Switching between solid solution and two-phase regimes in the Li1-xFe1-yMnyPO4 cathode materials during lithium (de)insertion: Combined PITT, in situ XRPD and electron diffraction tomography study

Abstract The electrochemical properties and phase transformations during (de)insertion of Li + in LiFePO 4 , LiFe 0.9 Mn 0.1 PO 4 and LiFe 0.5 Mn 0.5 PO 4 are studied by means of galvanostatic cycling, potential intermittent titration technique (PITT) and in situ X-ray powder diffraction.
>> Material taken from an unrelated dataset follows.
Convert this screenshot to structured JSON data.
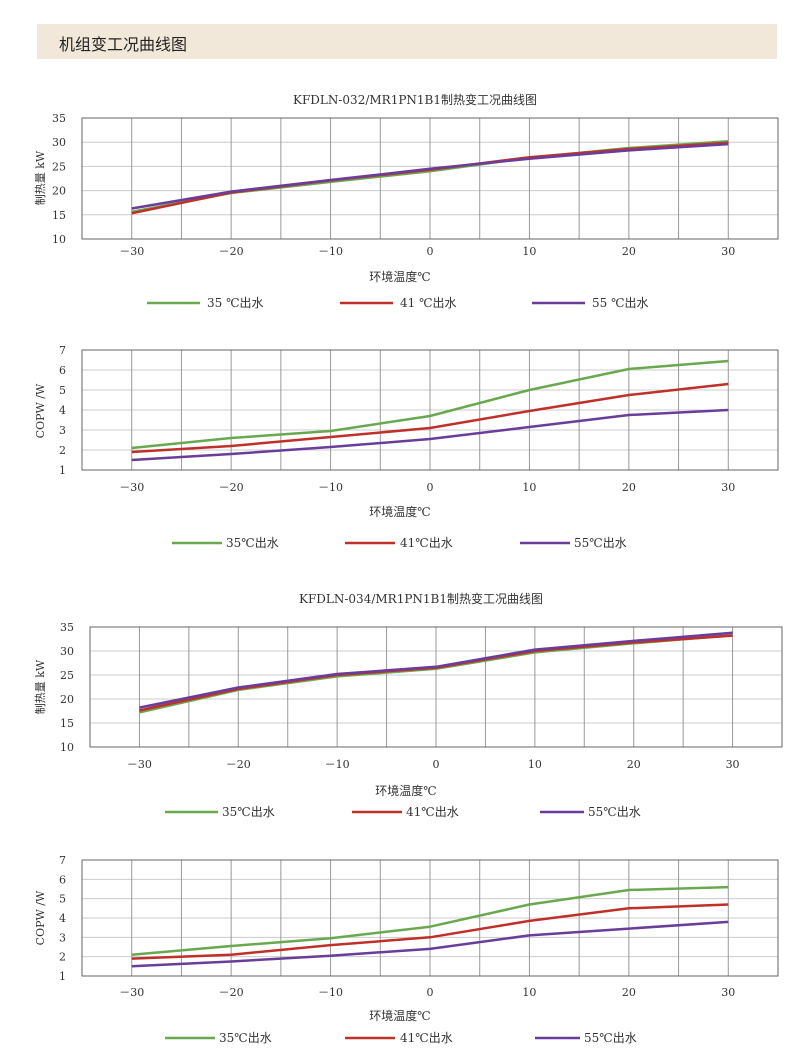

Different modes of switching between the solid solution and two-phase regimes are revealed which are influenced by the Mn content in Li 1-x Fe 1-y Mn y PO 4 . Additionally, an increase in electrochemical capacity with the Mn content is observed at high rates of galvanostatic cycling (10C, 20C), which is in good agreement with the numerically estimated contribution of the solid solution mechanism determined from PITT data. The observed asymmetric behavior of the phase transformations in Li 1-x Fe 0.5 Mn 0.5 PO 4 during charge and discharge is discussed. For the first time, the crystal structures of electrochemically deintercalated Li 1-x Fe 0.5 Mn 0.5 PO 4 with different Li content – LiFe 0.5 Mn 0.5 PO 4 , Li 0.5 Fe 0.5 Mn 0.5 PO 4 and Li 0.1 Fe 0.5 Mn 0.5 PO 4 – are refined, including the occupancy factors of the Li position. This refinement is done using electron diffraction tomography data. The crystallographic analyses of Li 1-x Fe 0.5 Mn 0.5 PO 4 reveal that at x = 0.5 and 0.9 the structure retains the Pnma symmetry and the main motif of the pristine x = 0 structure without noticeable short range order effects.